Reconstruction of historical effective population size (Ne) of both northern (G. sabrinus—represented in turquoise) and southern (G. volans—represented in yellow) flying squirrels using PSMC analysis assuming a mutation rate µ of 2.0 × 10−9 mutations/site/generation and a generation time of 1.5 years. Ne is in units of 1,000 individuals on the y-axis and time measured in thousands of years ago (Kya) is on the x-axis. Dashed lines separate the individuals of the same species.
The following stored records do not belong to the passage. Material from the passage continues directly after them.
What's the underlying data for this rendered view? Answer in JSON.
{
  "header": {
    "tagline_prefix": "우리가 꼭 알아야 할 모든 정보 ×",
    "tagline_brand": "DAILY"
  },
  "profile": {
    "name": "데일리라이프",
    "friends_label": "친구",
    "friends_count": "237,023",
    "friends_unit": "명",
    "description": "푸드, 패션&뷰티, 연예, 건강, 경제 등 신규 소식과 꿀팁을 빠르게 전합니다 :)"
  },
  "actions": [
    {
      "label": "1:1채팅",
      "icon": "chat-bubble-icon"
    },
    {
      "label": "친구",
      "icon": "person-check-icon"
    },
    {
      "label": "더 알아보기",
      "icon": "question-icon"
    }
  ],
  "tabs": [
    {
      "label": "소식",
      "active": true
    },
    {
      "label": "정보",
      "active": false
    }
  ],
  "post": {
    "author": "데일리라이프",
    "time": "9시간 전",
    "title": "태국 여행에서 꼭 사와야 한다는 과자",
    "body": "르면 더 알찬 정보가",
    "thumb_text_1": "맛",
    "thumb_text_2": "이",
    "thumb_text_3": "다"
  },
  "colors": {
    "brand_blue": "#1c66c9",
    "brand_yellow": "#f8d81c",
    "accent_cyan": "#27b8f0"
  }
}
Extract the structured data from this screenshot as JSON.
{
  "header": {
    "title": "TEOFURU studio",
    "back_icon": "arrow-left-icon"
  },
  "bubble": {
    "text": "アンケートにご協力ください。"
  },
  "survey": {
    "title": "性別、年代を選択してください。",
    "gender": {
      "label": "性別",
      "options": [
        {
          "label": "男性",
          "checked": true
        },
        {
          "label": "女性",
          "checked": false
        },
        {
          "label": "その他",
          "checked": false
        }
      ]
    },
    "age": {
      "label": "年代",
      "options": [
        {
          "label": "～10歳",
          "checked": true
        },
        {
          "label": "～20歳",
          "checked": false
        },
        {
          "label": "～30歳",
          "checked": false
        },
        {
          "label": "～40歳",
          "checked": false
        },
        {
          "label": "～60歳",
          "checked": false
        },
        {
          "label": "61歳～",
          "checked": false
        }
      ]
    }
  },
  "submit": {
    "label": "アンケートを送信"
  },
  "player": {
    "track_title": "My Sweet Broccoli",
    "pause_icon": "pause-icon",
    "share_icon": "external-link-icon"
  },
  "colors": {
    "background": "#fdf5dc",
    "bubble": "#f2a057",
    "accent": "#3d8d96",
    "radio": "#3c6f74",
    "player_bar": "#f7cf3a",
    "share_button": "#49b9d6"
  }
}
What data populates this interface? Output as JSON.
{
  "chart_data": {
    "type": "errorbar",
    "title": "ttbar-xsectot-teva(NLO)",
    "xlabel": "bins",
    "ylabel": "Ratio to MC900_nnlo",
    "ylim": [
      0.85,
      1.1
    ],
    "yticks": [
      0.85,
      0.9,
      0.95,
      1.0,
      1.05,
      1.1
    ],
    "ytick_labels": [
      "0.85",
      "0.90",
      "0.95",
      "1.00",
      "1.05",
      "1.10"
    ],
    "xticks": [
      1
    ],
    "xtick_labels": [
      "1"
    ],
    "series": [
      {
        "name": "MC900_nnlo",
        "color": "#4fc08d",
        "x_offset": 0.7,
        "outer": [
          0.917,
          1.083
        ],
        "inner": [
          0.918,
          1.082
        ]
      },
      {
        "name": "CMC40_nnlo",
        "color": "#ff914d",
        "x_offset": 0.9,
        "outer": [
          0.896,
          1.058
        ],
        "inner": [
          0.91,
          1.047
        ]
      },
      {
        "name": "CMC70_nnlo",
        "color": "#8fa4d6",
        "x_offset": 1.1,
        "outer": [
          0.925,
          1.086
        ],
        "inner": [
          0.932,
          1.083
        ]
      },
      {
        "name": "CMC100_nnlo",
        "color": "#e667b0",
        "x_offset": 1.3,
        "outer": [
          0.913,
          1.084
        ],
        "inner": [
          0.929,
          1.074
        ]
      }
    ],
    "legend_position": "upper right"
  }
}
Previous research has estimated the split between northern and southern flying squirrels to be in the early to mid-Pleistocene (2,580,000–130,000 years ago; Arbogast 1999, 2007). Based on PSMC analysis, the split between the species seemed to occur approximately 1mya, whereas, after 1mya, the species exhibited different trajectories (Figure  3). The demographic reconstruction of one northern flying squirrel (NFS_6525) showed an increase in recent effective population size relative to the other northern individual (NFS_50254; Figure  3). It is possible that the demographic history of NFS_50254 more closely resembles that of the southern flying squirrel samples. However, it is also possible that technical biases resulted in this pattern (e.g., relatively low sequencing coverage for NFS_6525), as PSMC is less accurate in the recent past and is susceptible to an increase in effective population size as seen in our data (e.g., Nadachowska-Brzyska ). Previous work using microsatellites has been consistent with panmixia in Ontario within each of these species (Garroway ; Bowman ). To address introgression and hybridization concerns, future research can utilize the reference genome produced here to perform analyses with a larger sample of genomes with varying degrees of introgression to help clarify these patterns.

Conclusion

We produced a high-quality southern flying squirrel reference genome, an annotation in gff3 and bed format, and a RepeatMasked version of the genome, as well as high-coverage northern and southern flying squirrel re-sequenced genomes. The availability of a high-quality reference genome is invaluable in answering evolutionary questions surrounding hybridization and introgression and for conservation efforts. This is the first flying squirrel genome generated and will help future research determine not only the presence of hybrids in the North American flying squirrel hybrid zone but can also aid in identifying loci of interest in these same populations.

Data availability

10X Chromium long-read and Illumina short-read data are available at the National Center for Biotechnology Information (NCBI), under the BioProject accession number PRJNA723586. This Whole Genome Shotgun project has been deposited at DDBJ/ENA/GenBankunder the accession JAJEJO000000000. The version described in this paper is version JAJEJO010000000.